Reptilian skin bumps eluded previous researchers because they are tiny, appear briefly and don’t all come in at once as they do in mammals, Milinkovitch speculates. “You have to look in the right place at the right time to see them,” he says. “Then boom, you see them, and you’re like, ‘Whoa, they are exactly the same.’”

This study “addresses a fundamental question about identity for skin structures,” says paleontologist Marcelo Sánchez of the University of Zurich, who was not involved in the new research. It’s especially important that the team used crocodiles, lizards and snakes, which are far from typical lab animals, he says.

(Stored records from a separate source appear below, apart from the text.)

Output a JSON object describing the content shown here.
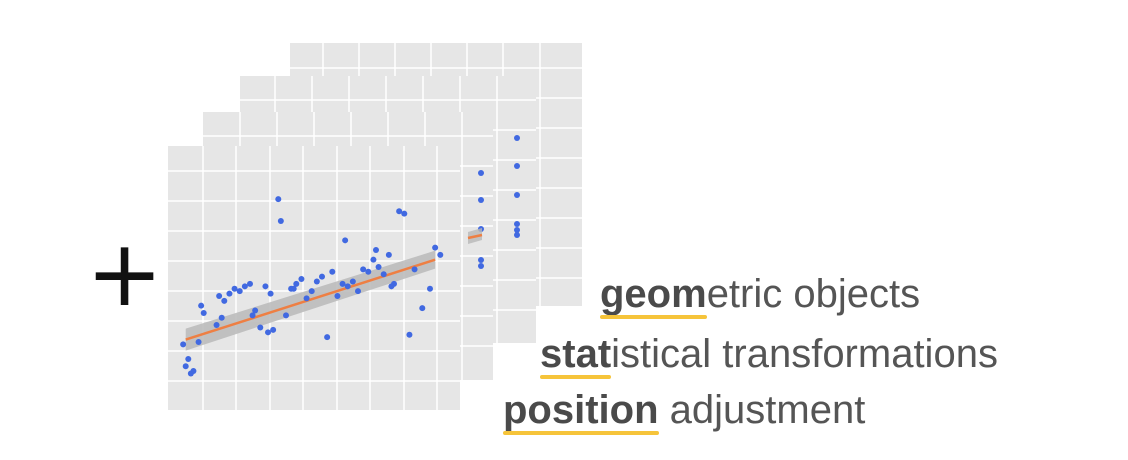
{
  "plus_sign": "+",
  "labels": {
    "geom_highlight": "geom",
    "geom_rest": "etric objects",
    "stat_highlight": "stat",
    "stat_rest": "istical transformations",
    "position_highlight": "position",
    "position_rest": " adjustment"
  },
  "colors": {
    "panel": "#e6e6e6",
    "grid": "#ffffff",
    "points": "#4169e1",
    "trend_line": "#ee7f43",
    "confidence_band": "#b8b8b8",
    "underline": "#f6c43a",
    "text": "#555555"
  },
  "chart_data": {
    "type": "scatter",
    "x": [
      0.2,
      0.4,
      0.5,
      0.3,
      0.6,
      0.8,
      0.9,
      1.0,
      1.5,
      1.6,
      1.8,
      2.0,
      2.2,
      2.4,
      2.6,
      2.8,
      3.0,
      3.2,
      3.4,
      3.6,
      3.9,
      4.0,
      4.2,
      4.4,
      4.6,
      4.8,
      5.0,
      5.2,
      5.4,
      5.6,
      5.8,
      6.0,
      6.2,
      6.4,
      6.6,
      6.8,
      7.0,
      7.2,
      7.4,
      7.6,
      7.8,
      8.0,
      8.2,
      8.4,
      8.6,
      8.8,
      9.0,
      9.2,
      9.5,
      9.8,
      10.0,
      10.2,
      3.5,
      4.5,
      6.5,
      7.7,
      3.7,
      1.7,
      2.9,
      8.3
    ],
    "y": [
      1.8,
      1.2,
      0.6,
      0.9,
      0.7,
      1.9,
      3.4,
      3.1,
      2.6,
      3.8,
      3.6,
      3.9,
      4.1,
      4.0,
      4.2,
      4.3,
      3.2,
      2.5,
      4.2,
      3.9,
      7.8,
      6.9,
      3.0,
      4.1,
      4.3,
      4.5,
      3.7,
      4.0,
      4.4,
      4.6,
      2.1,
      4.8,
      3.8,
      4.3,
      4.2,
      4.4,
      4.0,
      4.9,
      4.8,
      5.3,
      5.0,
      4.7,
      5.5,
      4.3,
      7.3,
      7.2,
      2.2,
      4.9,
      3.3,
      4.1,
      5.8,
      5.5,
      2.3,
      4.1,
      6.1,
      5.7,
      2.4,
      2.9,
      3.0,
      4.2
    ],
    "trend": {
      "x": [
        0.3,
        10.0
      ],
      "y": [
        2.0,
        5.3
      ]
    },
    "xlim": [
      0,
      10.5
    ],
    "ylim": [
      0,
      9.5
    ],
    "grid": true
  }
}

Using nonmodel organisms “gives new insight into evolution we wouldn’t get otherwise.”

The next step is to understand how hairs, feathers and scales diversified from the same ancestral structure. That primordial body covering wasn’t necessarily a scale, says evolutionary biologist Günter Wagner, an author of the 2015 Yale study. “Even though intuitively you would think reptilian-like skin is ancestral, compared to mammals,” he says “it’s entirely unclear what kind of structure the scales and feathers on the one side and hair on the other has evolved from.”